The crew that wants to go on board in the Blue Origin Flight wants to be storytellers as well as in their memoir female astronauts. But the well-known members of his crew are reminiscent of the fact that hard work only part of this special story is-fortune and privileges also play a role.

Eileen Collins was the first woman to put a space shuttle. In her 2021 memoirs, she describes the pressure and expectations of work in a field dominated by men. She found that difficult decisions and the need to correctly perform critical actions.

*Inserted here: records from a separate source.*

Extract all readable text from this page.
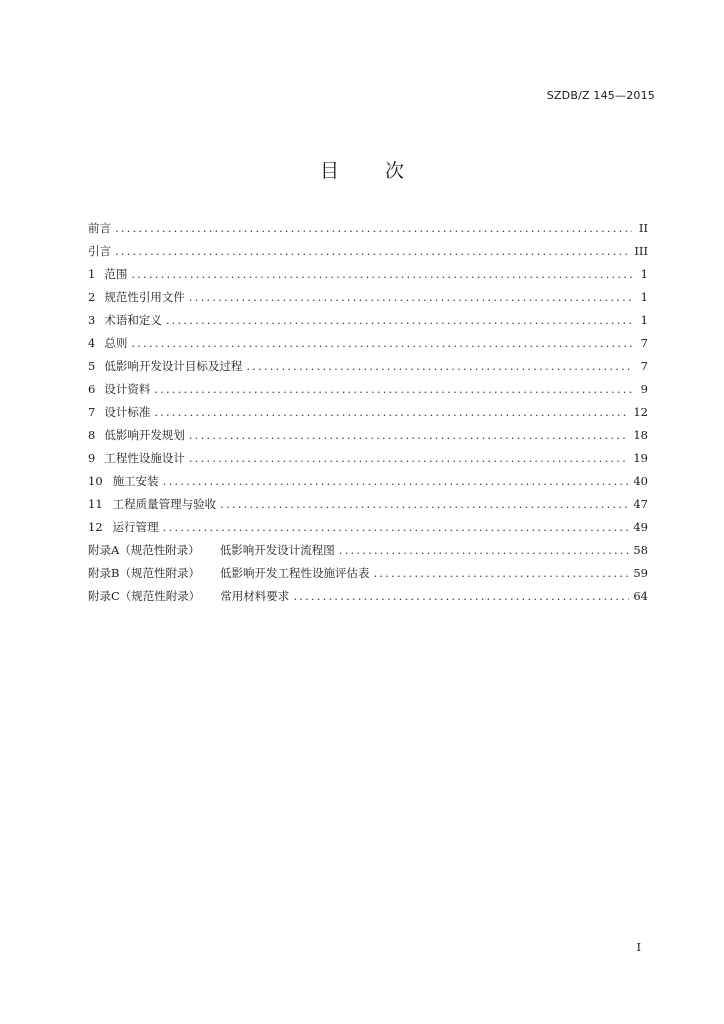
SZDB/Z 145—2015
目 次
前言 .....	II
引言 .....	III
1 范围 .....	1
2 规范性引用文件 .....	1
3 术语和定义 .....	1
4 总则 .....	7
5 低影响开发设计目标及过程 .....	7
6 设计资料 .....	9
7 设计标准 .....	12
8 低影响开发规划 .....	18
9 工程性设施设计 .....	19
10 施工安装 .....	40
11 工程质量管理与验收 .....	47
12 运行管理 .....	49
附录A（规范性附录）	低影响开发设计流程图 .....	58
附录B（规范性附录）	低影响开发工程性设施评估表 .....	59
附录C（规范性附录）	常用材料要求 .....	64
I
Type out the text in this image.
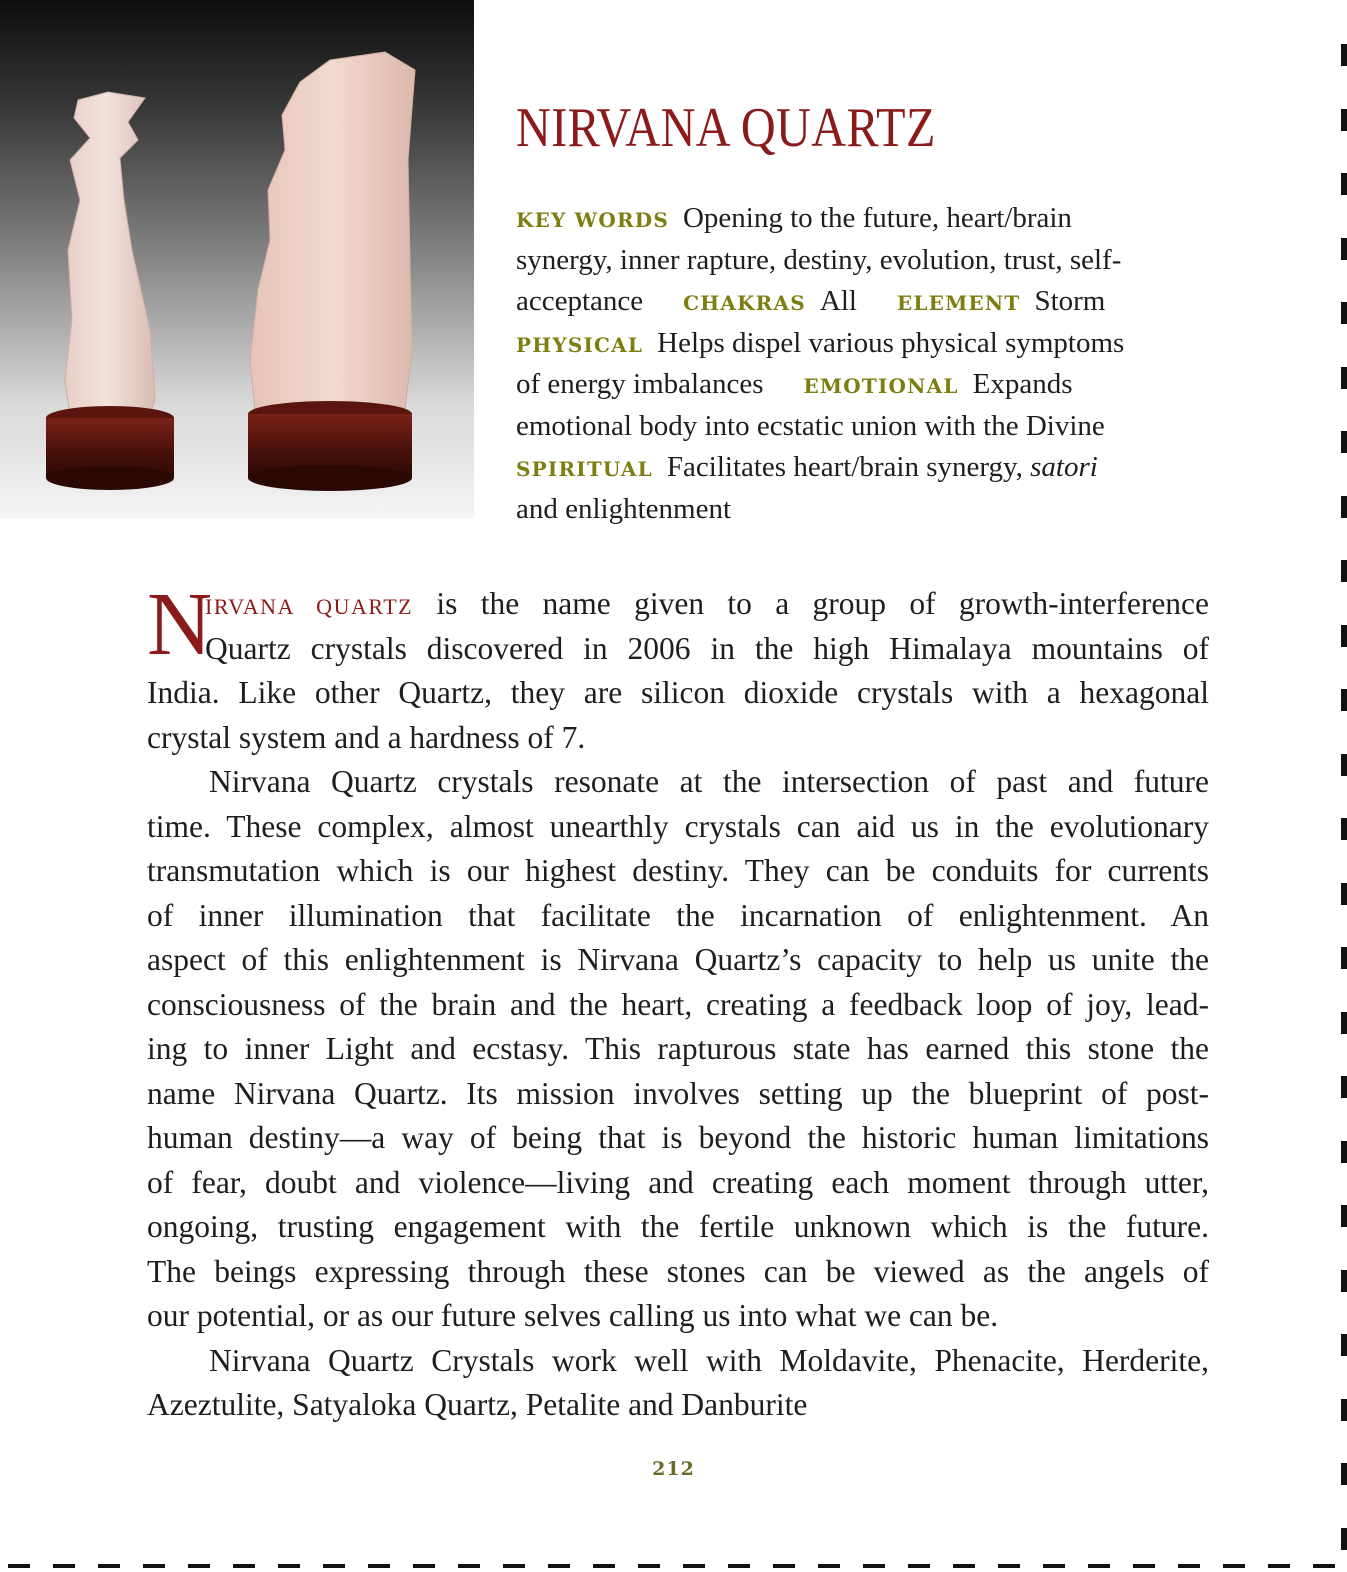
NIRVANA QUARTZ
KEY WORDS Opening to the future, heart/brain
synergy, inner rapture, destiny, evolution, trust, self-
acceptance CHAKRAS All ELEMENT Storm
PHYSICAL Helps dispel various physical symptoms
of energy imbalances EMOTIONAL Expands
emotional body into ecstatic union with the Divine
SPIRITUAL Facilitates heart/brain synergy, satori
and enlightenment
N
IRVANA QUARTZ is the name given to a group of growth-interference
Quartz crystals discovered in 2006 in the high Himalaya mountains of
India. Like other Quartz, they are silicon dioxide crystals with a hexagonal
crystal system and a hardness of 7.
Nirvana Quartz crystals resonate at the intersection of past and future
time. These complex, almost unearthly crystals can aid us in the evolutionary
transmutation which is our highest destiny. They can be conduits for currents
of inner illumination that facilitate the incarnation of enlightenment. An
aspect of this enlightenment is Nirvana Quartz’s capacity to help us unite the
consciousness of the brain and the heart, creating a feedback loop of joy, lead-
ing to inner Light and ecstasy. This rapturous state has earned this stone the
name Nirvana Quartz. Its mission involves setting up the blueprint of post-
human destiny—a way of being that is beyond the historic human limitations
of fear, doubt and violence—living and creating each moment through utter,
ongoing, trusting engagement with the fertile unknown which is the future.
The beings expressing through these stones can be viewed as the angels of
our potential, or as our future selves calling us into what we can be.
Nirvana Quartz Crystals work well with Moldavite, Phenacite, Herderite,
Azeztulite, Satyaloka Quartz, Petalite and Danburite
212
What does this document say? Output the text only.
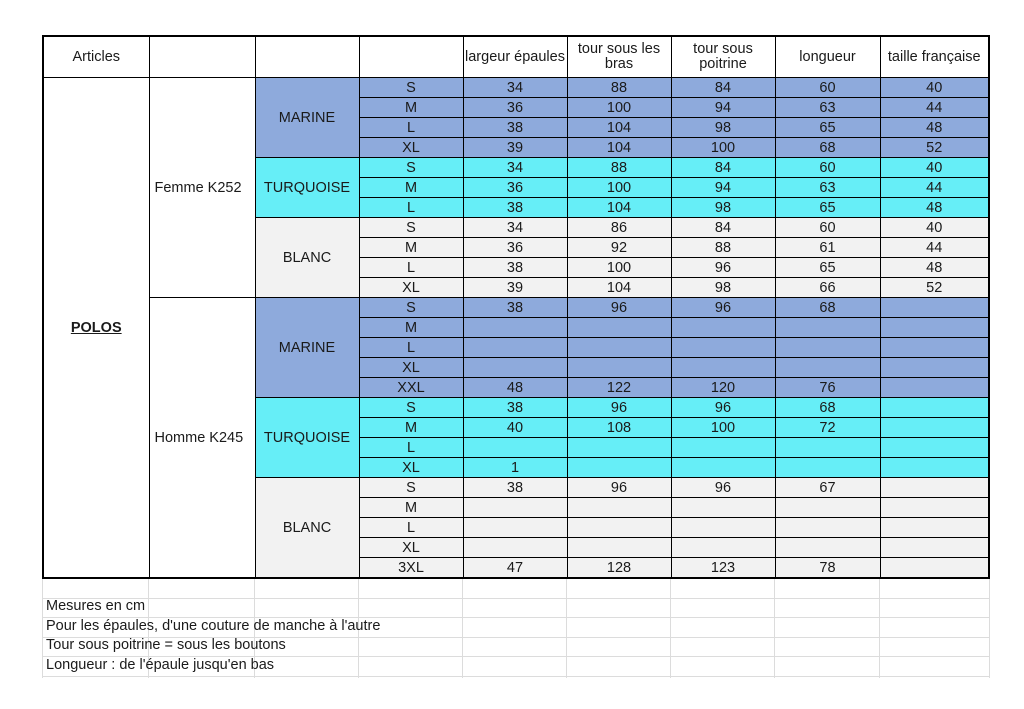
Articles				largeur épaules	tour sous les bras	tour sous poitrine	longueur	taille française
POLOS	Femme K252	MARINE	S	34	88	84	60	40
			M	36	100	94	63	44
			L	38	104	98	65	48
			XL	39	104	100	68	52
		TURQUOISE	S	34	88	84	60	40
			M	36	100	94	63	44
			L	38	104	98	65	48
		BLANC	S	34	86	84	60	40
			M	36	92	88	61	44
			L	38	100	96	65	48
			XL	39	104	98	66	52
	Homme K245	MARINE	S	38	96	96	68	
			M					
			L					
			XL					
			XXL	48	122	120	76	
		TURQUOISE	S	38	96	96	68	
			M	40	108	100	72	
			L					
			XL	1				
		BLANC	S	38	96	96	67	
			M					
			L					
			XL					
			3XL	47	128	123	78	
Mesures en cm
Pour les épaules, d'une couture de manche à l'autre
Tour sous poitrine = sous les boutons
Longueur : de l'épaule jusqu'en bas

When she says: “Current and future women’s pilots count on me to do a perfect job up here”, she illustrates the hard exam that astronauts of women are often subject when they are the first of their gender.

Behind the cover

The problem with popular scientific memoirs is that they are consistently marketed as honest and truthful works. These books promise to reveal who the Astronaut is actually, but they are actually carefully curated pictures of the women who represent them.

While they intend to motivate and inspire others, the memoirs do not always do this honestly. This draws a parallel to the Blue Origin flight.

https://www.youtube.com/watch?v=j-ltflvy0kq

Perry discusses her space flight.

Many of these stories are trying to rewrite past stereotypes of scientists and at the same time function in response to contemporary appetite for memoirs that reveal the internal emotional world of their subjects. For example, Kathryn Sullivan discusses “wrestling” with visceral “pain” because they are unable to start their mission due to technical problems.

This concept reflects why there is feverish public expectation that the Blue Origin Flight-Crew will answer a perspective shift trip and experience “deep emotions from space”.

While the current reporting in connection with the start is implementing it as a celebration of collective progress, the people from this space -crew do not reflect most women.

If the Blue Origin Mission is to be a lodi star for a universal feminist narrative, whereby the space flight of women is used as a measure of progress, it should also be taken into account with the incongruencies and uniqueness of the experiences of women. Ultimately, it is important to move from stories that inform us that science, spatial flight and success are only synonymous for fame and extraordinary.